Hello Gilles,

thank you for your help. I disabled ACPI in the kernel as another desperate try 
while hunting down my problem, now I will enable it again. 

I mainly opted for kernel version 3.2.21 as we need a 3.2 kernel because of 
some other software we have to use in the project and the adeos patch for 
3.2.21 came with the xenomai 2.6.2.1 tarball. Could you suggest another 3.2 
kernel version, or would you discourage me from using a 3.2.x kernel at all?

Regards,
Tobias

-----Ursprüngliche Nachricht-----
Von: Gilles Chanteperdrix [mailto:[email protected]] 
Gesendet: Mittwoch, 7. August 2013 20:01
An: Tobias Luksch
Cc: [email protected]
Betreff: Re: [Xenomai] Problems with running Xenomai on Core i5

On 08/07/2013 03:38 PM, Tobias Luksch wrote:
> Hello,
> 
> (Some key data to begin with: kernel v3.2.21, xenomai v2.6.2.1, 
> ipipe-core-3.2.21-x86-5.patch as within the 2.6.2.1 xenomai release, 
> all on Ubuntu 12.04 with gcc 4.6.3)
> 
> 
> currently I am trying to use Xenomai on an embedded PC with an Intel 
> Core i5 CPU (M520 @ 2.40GHz). While debugging processing times of our 
> application, I encountered strange non-determinism, i.e. parts of the 
> program doing only computations (w/o any mutexes etc.) sometimes took 
> more than twice the time to compute than usual.
> 
> So I wrote a simple test program (attached) based on 
> examples/native/trivial-periodic creating a 1000Hz loop. In each 
> cycle, a few
> 1000 sine functions are computed, with measuring the time it takes to 
> do so. I would expect a rather constant computation time, but I see 
> significant jitter (average duration ~0.09ms, jitter up to +-40%).
> 
> What's more, when I generate heavy CPU load on the linux side, the 
> computation time for the sine functions drops to about 0.06ms and 
> shows no more significant jitter at all. As soon as I stop producing 
> CPU load, computation time and jitter go up again.
> 
> Running the same test program on a laptop with an Intel Core2 Duo and 
> same kernel version, kernel settings, and xenomai version runs as 
> expected: constant computation time, very low jitter, no influence by 
> adding load on the linux side.
> 
> To me it looks like some power management feature of the CPU is 
> kicking in. I have disabled (hopefully) all relevant features in the 
> BIOS (like EISS, TurboBoost, Idle Modes, ...) and in the kernel (CPU 
> frequency scaling, ..., config file of me latest try is attached), 
> /proc/cpuinfo always shows the same frequency. Still I get the behavior 
> described above.

The config file lacks CONFIG_ACPI, you should enable ACPI, only 
CONFIG_ACPI_PROCESSOR should be disabled.

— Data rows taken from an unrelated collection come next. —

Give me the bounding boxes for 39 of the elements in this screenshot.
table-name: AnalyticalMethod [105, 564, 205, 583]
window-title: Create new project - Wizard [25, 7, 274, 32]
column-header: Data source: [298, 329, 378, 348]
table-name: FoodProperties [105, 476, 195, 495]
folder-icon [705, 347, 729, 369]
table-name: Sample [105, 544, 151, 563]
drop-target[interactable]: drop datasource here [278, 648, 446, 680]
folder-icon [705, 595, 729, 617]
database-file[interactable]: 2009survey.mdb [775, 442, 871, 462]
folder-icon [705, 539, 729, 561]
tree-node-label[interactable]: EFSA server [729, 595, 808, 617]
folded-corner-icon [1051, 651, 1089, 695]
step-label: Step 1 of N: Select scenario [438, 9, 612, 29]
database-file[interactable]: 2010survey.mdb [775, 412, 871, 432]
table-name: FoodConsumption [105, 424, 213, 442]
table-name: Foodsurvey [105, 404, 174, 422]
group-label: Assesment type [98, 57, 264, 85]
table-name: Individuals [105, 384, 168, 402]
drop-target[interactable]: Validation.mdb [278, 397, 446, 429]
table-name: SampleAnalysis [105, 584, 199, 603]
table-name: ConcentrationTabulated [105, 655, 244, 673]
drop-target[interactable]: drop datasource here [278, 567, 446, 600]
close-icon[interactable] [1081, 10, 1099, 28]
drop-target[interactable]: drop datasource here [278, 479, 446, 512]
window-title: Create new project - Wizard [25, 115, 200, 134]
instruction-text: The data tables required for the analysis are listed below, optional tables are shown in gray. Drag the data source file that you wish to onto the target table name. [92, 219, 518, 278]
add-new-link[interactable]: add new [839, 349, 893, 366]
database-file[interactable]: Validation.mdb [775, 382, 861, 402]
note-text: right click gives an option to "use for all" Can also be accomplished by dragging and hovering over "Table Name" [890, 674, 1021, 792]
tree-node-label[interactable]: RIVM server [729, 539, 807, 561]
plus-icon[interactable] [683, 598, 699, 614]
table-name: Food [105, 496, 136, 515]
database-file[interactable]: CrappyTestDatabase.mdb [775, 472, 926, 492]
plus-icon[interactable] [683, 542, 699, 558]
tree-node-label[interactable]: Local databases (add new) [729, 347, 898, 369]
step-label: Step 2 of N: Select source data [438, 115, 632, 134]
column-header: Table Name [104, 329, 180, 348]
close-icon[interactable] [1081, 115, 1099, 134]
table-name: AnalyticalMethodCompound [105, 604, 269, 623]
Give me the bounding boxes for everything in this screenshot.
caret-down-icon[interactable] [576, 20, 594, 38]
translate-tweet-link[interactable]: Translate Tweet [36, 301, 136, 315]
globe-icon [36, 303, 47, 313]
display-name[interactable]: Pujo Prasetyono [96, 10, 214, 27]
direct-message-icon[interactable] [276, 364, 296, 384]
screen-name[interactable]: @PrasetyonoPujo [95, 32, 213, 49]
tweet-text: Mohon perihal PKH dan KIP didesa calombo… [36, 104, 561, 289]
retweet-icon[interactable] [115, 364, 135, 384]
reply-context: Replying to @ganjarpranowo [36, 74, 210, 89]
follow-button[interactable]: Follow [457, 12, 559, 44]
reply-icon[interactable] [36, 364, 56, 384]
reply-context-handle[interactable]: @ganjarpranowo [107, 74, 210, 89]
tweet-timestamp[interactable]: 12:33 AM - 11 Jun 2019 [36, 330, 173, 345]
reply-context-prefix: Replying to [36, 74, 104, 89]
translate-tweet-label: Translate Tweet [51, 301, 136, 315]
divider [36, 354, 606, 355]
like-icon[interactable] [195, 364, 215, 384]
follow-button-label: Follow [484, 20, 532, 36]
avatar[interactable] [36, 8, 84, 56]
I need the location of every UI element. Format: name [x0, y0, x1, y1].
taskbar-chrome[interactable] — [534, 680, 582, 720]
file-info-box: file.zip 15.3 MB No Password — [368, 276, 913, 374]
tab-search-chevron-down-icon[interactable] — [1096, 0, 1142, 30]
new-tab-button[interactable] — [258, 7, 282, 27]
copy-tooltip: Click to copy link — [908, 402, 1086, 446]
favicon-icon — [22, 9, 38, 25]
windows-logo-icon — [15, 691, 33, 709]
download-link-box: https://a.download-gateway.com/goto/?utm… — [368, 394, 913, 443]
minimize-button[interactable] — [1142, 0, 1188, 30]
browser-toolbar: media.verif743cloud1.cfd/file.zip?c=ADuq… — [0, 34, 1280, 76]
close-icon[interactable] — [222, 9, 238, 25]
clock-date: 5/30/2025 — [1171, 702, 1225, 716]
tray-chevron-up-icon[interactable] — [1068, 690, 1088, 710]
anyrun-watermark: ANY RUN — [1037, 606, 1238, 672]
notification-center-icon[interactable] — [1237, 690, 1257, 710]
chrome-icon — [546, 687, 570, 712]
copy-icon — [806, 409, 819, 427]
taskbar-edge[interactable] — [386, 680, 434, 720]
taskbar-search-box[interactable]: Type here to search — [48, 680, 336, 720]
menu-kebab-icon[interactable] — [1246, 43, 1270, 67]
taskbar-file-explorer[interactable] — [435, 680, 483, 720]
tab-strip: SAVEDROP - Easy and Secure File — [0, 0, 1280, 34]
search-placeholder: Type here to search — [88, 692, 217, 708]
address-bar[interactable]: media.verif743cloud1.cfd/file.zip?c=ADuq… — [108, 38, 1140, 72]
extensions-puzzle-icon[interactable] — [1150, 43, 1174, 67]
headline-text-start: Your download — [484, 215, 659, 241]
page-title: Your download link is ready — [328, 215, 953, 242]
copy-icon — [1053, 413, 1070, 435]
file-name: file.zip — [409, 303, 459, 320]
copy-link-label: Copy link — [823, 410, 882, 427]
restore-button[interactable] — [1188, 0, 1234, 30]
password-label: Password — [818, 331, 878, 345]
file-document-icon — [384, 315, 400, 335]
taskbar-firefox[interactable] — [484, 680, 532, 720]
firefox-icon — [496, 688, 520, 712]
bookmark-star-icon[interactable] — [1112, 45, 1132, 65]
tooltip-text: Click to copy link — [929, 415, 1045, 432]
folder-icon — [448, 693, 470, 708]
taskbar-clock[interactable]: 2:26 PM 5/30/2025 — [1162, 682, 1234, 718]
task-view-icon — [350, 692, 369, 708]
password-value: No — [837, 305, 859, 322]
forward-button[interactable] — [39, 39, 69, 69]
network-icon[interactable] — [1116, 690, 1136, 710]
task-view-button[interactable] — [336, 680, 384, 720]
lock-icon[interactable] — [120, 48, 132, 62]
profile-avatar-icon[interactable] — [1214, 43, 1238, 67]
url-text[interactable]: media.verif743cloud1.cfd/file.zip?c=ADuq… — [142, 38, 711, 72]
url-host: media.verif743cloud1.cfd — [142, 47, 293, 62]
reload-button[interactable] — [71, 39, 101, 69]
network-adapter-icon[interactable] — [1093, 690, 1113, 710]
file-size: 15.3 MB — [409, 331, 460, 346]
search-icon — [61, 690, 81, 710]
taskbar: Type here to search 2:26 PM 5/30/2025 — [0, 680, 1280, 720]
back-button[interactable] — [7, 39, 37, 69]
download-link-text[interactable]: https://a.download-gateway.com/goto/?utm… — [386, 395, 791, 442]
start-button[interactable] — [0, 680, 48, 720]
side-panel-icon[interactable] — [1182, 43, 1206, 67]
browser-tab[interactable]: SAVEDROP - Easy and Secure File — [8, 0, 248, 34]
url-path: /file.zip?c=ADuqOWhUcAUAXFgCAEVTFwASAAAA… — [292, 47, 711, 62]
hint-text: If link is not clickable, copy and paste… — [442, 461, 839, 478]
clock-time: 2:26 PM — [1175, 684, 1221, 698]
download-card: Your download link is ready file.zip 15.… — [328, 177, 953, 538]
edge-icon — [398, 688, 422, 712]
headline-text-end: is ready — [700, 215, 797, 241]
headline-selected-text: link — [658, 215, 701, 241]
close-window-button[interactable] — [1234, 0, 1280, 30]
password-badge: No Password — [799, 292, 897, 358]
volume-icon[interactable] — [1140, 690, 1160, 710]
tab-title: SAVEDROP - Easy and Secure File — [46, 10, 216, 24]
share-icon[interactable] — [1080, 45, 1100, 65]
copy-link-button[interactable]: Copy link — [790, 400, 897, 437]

Other than that, you should not use 3.2.21, this version is known to have 
issues with xenomai. Also, since you are using a Debian based system, you may 
try to add:
deb http://www.xenomai.org/debian squeeze main

to /etc/apt/sources.list, then do

apt-get update
apt-get install xenomai-keyring
apt-get update
apt-get install linux-image-3.5.7-xenomai-2.6.2.1

-- 
                                                                Gilles.